Man, everyone is totally against me at this point but I'm gunna continue with this debate. 

I still disagree with teaching beginner turns using the lower body. The way that I teach my students is to look where you want to go. However, I will make them overexaggurate that. For example, if your regular footed, on your heel edge, and you want to make a turn, I will tell them to slowly look to the right, and don't stop looking, until your looking uphill. And once they are looking up hill, their hand will also point uphill. CASI does not teach us to overexaggurate turns, but this method that I've pretty much invented works like a beauty for me. If my student does this correctly, there is no kicking of the backleg. I have never ever had a student do that in my 5 years of instructing. Sure, they will fall, but the most common reason of my students falling is that they don't put enough pressure on their front foot which is normal, I did that too when I learned how to snowboard. Anyhoo, thats the way that I teach, it works for my students, regardless if you think its wrong or not, I'm gunna keep on teaching that way. 

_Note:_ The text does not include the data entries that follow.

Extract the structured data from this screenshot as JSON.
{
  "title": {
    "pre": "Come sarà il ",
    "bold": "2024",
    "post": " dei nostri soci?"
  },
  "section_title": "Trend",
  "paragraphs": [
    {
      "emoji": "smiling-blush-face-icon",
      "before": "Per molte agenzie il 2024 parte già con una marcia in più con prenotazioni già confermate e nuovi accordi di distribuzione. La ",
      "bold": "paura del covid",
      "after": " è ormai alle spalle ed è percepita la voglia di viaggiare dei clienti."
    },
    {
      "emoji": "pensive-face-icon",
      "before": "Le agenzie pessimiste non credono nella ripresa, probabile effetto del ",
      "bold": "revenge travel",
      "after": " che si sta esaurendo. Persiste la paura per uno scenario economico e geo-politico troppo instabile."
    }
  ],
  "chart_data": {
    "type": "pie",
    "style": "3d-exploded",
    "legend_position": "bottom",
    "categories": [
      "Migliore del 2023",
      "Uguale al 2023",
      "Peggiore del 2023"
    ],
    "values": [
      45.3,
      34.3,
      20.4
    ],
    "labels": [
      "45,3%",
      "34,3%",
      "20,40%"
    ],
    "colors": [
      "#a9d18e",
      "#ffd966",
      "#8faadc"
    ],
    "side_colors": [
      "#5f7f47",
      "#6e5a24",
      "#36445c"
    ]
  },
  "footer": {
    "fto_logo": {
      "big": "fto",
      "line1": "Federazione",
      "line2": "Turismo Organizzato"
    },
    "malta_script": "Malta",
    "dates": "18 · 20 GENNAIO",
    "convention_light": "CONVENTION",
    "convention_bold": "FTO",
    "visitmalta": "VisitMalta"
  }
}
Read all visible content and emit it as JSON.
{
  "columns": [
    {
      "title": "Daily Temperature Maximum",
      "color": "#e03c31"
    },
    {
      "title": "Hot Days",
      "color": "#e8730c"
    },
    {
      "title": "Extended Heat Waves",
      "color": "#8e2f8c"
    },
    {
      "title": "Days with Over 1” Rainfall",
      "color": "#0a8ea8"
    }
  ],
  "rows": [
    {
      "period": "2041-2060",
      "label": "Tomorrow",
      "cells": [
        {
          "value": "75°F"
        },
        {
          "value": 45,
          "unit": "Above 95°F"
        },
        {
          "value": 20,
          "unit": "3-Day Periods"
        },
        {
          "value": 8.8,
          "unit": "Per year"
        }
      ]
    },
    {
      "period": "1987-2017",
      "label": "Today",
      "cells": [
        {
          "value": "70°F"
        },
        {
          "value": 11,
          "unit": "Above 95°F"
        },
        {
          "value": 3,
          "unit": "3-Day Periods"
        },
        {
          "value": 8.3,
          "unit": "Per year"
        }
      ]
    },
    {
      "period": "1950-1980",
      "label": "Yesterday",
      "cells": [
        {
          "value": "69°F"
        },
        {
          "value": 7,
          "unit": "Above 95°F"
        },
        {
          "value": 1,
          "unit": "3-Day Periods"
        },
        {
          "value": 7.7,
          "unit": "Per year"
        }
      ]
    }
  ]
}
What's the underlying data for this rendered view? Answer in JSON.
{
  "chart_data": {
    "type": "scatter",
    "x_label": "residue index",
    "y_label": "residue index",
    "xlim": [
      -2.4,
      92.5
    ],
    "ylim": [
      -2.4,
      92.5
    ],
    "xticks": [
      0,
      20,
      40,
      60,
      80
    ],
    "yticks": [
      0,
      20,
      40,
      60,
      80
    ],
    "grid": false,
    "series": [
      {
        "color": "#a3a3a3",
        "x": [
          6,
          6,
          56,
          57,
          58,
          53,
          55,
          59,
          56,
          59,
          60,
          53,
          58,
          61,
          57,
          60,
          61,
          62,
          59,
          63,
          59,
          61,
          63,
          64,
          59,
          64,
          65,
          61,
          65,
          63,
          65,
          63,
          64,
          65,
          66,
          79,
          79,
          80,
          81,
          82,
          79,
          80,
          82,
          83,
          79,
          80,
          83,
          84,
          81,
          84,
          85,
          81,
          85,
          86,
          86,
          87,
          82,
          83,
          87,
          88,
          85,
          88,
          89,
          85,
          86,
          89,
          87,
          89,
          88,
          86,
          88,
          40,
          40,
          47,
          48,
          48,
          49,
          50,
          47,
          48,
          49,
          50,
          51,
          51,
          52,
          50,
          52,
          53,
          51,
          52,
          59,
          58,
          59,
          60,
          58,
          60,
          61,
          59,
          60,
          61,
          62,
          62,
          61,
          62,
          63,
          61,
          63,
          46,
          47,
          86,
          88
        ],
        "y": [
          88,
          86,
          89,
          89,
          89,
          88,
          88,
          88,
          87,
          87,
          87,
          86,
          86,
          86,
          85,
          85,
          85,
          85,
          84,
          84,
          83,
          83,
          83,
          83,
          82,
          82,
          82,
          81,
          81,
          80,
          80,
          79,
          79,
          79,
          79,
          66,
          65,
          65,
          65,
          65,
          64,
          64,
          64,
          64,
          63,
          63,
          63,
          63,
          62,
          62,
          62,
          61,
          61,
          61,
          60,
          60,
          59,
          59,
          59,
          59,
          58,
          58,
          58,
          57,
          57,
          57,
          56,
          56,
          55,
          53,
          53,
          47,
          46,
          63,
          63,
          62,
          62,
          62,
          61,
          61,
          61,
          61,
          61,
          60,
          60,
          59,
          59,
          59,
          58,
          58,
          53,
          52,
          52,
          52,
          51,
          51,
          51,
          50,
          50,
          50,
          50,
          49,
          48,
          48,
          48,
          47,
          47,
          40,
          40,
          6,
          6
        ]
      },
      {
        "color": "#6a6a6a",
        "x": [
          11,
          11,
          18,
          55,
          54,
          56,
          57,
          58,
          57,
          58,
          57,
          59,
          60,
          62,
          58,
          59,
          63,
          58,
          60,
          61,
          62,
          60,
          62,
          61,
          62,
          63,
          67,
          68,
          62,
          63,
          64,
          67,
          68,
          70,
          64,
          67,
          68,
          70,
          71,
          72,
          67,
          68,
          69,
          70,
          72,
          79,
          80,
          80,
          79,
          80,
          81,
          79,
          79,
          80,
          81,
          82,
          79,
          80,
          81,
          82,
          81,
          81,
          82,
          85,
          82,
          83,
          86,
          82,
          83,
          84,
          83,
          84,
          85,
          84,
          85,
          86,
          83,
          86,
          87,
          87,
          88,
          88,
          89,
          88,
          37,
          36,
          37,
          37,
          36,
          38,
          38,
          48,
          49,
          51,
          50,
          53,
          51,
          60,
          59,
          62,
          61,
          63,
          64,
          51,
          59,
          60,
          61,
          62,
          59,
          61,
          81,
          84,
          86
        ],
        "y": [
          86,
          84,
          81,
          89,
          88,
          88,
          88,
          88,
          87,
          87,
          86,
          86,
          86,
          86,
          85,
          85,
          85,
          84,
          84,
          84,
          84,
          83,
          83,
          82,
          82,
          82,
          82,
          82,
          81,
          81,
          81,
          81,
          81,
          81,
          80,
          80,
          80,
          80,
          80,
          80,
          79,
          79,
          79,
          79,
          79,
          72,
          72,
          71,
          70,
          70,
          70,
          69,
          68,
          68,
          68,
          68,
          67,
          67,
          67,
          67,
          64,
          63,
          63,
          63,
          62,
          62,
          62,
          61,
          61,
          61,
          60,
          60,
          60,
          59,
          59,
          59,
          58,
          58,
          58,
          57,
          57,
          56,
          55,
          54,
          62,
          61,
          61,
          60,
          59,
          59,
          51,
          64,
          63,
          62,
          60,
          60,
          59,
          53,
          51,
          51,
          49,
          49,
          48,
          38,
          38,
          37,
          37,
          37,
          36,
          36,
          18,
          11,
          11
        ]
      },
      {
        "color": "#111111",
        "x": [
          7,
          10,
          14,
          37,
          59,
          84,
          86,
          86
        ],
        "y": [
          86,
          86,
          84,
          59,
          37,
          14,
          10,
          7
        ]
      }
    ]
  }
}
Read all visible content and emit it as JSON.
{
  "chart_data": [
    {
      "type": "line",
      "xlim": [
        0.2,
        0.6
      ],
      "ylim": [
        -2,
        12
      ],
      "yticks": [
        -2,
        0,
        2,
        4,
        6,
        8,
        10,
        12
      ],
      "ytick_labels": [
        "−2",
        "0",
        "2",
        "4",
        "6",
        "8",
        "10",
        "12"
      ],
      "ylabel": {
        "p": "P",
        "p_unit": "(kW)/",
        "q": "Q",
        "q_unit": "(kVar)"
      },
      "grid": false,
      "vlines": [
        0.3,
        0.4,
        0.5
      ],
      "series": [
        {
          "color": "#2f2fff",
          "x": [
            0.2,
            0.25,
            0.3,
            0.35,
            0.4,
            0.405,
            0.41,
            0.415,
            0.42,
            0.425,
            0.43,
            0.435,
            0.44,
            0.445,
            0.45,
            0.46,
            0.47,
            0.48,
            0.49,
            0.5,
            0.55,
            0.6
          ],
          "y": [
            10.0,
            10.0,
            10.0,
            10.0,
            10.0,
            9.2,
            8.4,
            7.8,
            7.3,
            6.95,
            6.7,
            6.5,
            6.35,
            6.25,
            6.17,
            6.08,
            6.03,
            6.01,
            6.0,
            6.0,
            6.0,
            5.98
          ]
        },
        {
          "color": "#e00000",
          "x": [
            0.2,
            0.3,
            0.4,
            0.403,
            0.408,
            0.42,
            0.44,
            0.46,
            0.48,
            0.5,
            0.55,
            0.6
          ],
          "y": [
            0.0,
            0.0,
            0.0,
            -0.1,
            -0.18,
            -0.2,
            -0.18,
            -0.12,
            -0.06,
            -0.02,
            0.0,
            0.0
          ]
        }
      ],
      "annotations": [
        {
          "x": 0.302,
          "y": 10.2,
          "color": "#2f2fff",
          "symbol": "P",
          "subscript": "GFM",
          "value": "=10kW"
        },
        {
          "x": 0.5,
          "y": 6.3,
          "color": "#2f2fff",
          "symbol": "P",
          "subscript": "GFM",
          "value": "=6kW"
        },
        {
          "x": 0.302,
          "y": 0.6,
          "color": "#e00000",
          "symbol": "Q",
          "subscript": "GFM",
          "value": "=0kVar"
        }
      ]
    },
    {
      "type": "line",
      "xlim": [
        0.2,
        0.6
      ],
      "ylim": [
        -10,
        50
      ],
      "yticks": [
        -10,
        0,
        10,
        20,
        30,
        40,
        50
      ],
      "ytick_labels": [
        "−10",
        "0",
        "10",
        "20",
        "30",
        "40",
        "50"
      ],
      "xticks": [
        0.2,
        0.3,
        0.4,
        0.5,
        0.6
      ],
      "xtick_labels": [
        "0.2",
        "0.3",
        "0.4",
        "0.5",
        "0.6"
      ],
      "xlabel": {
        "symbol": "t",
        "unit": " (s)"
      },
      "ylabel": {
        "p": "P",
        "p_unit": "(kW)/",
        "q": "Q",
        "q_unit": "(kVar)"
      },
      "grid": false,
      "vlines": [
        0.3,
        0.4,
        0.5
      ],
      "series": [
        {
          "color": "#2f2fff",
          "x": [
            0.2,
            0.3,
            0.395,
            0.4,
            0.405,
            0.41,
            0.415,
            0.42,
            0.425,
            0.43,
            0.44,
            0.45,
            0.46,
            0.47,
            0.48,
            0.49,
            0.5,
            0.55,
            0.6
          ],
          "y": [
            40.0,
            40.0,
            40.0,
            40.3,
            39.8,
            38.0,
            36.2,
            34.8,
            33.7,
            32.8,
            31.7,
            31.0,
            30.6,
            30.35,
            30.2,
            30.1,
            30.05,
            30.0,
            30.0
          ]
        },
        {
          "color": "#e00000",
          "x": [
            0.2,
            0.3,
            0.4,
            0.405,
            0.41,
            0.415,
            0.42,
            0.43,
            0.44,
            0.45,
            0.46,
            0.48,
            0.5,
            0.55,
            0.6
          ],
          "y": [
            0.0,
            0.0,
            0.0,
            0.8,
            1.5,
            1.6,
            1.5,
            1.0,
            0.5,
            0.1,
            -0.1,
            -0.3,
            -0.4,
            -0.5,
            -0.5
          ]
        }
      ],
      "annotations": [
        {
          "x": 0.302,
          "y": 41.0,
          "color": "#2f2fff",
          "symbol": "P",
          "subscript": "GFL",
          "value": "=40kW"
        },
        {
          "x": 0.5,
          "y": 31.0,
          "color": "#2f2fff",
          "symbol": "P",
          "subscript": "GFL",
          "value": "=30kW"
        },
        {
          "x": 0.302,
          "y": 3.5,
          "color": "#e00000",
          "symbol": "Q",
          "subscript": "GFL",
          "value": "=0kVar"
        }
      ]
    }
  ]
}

Also, I am definitely not saying that your method of teaching is wrong. As you said, CASI and AASI have pretty different views of methods when it comes to teaching.


----------



## Guest (Mar 13, 2010)

I can agree with you 100% that going down steeper terrian, you'll definitely need to initiate using the lower body. Thats for sure. But what I'm saying, is that when your first learning how to turn, that is how I will teach it. I will only take my students to a green hill once they are able to do beginner turns. I'm talking I wanna see your turn without falling and looking and feeling confident. Once I take a student to a more advaced hill from the bunny hill, I will teach them how to use their lower body. It is important to use your lower body, but teaching a never ever how to turn with the lower body is something I have never even heard of up until I joined this site.


----------



## Guest (Mar 13, 2010)

I honestly find that interesting. I kinda understand the AASI method, but I'm still rather true to the CASI technique.


----------



## Guest (Mar 13, 2010)

The AASI way of teaching doesn't make much sence to me, but then again the CASI way probably doesn't make as much sence to you either. 

The bunny hill at the resort I work at is rather perfect for beginners 









Its long enough, the very top is steeper than the rest of the pitch, so students who want challenge, I'll have them turn from the very top. We've only got 1 green hill and the pitch of it is the same pitch as the top of the bunny hill. The resort I work at is bloody tiny but it does have a lot of variety.

ps, thats me doing my thang = ]


----------



## Guest (Mar 14, 2010)

Mere said:


> Man, everyone is totally against me at this point but I'm gunna continue with this debate.


i'm not against you, i have a difference of opinion - there's a huge difference.

if you use upper-body rotation as the primary movement used to initiate the turn, what do you do when a student isn't getting it? do you have them rotate more? more forcefully?

alasdair


----------



## Guest (Mar 14, 2010)

alasdairm said:


> i'm not against you, i have a difference of opinion - there's a huge difference.
> 
> if you use upper-body rotation as the primary movement used to initiate the turn, what do you do when a student isn't getting it? do you have them rotate more? more forcefully?
> 
> alasdair


Like I said, I have my students overexaggerate their turns. Doing this will for sure initiate the turn. As I also mentioned, I have them look UP the hill and point their hands UP the hill. Doing this will also have the person come to a complete stop after completing the turn. I like having them do that so that they can think about how to do their next turn, and it also prevents them from doing donuts/ 360's down the hill.


----------



## Guest (Mar 14, 2010)

^ but what do you do if they are rotating and, for some reason, that's not getting them turning? what do you do next?

alasdair


----------



## Guest (Mar 15, 2010)

alasdairm said:


> ^ but what do you do if they are rotating and, for some reason, that's not getting them turning? what do you do next?
> 
> alasdair



If the person is looking in the direction they want to go, and they are pointing, nothing can go wrong. What I find that most people have difficulties with when it comes to turning is putting pressure on their front foot. And what I do to make them put more pressure on their foot is a little harsh, but it works like a charm. I will get them to think of someone they don't like, and I'll have them imagine that their fingers are underneath their front foot, and you wanna squish their fingers. Thus, they put a lot more pressure on their front foot and the turn is successful. 

If you are rotating and doing everything correct, there is no reason that the person wouldn't be able to complete the turn.


----------



## Guest (Mar 15, 2010)

Mere said:


> ...nothing can go wrong.


right.

alasdair


----------



## jlm1976 (Feb 26, 2009)

*It depends.....*

I think that in teaching snowboarding, especially to beginners, you can't have a stock lesson. Everyone learns differently, and different movements come naturally to different people. For some people, hip rotation comes really naturally while others like foot steering. As an instructor you should be prepared for this and be ready to adapt your lesson accordingly. 
For me personally, I don't really talk much about body movments in a beginner lesson. I tell them what they need to make the board do and let them work out how to make it happen. As long as the board is doing what it is supposed to, it's all good.


----------



## Random Hero (Sep 30, 2008)

No one listen to Mere, she's dating a skier. Thus she has no clue what she's talking about.


----------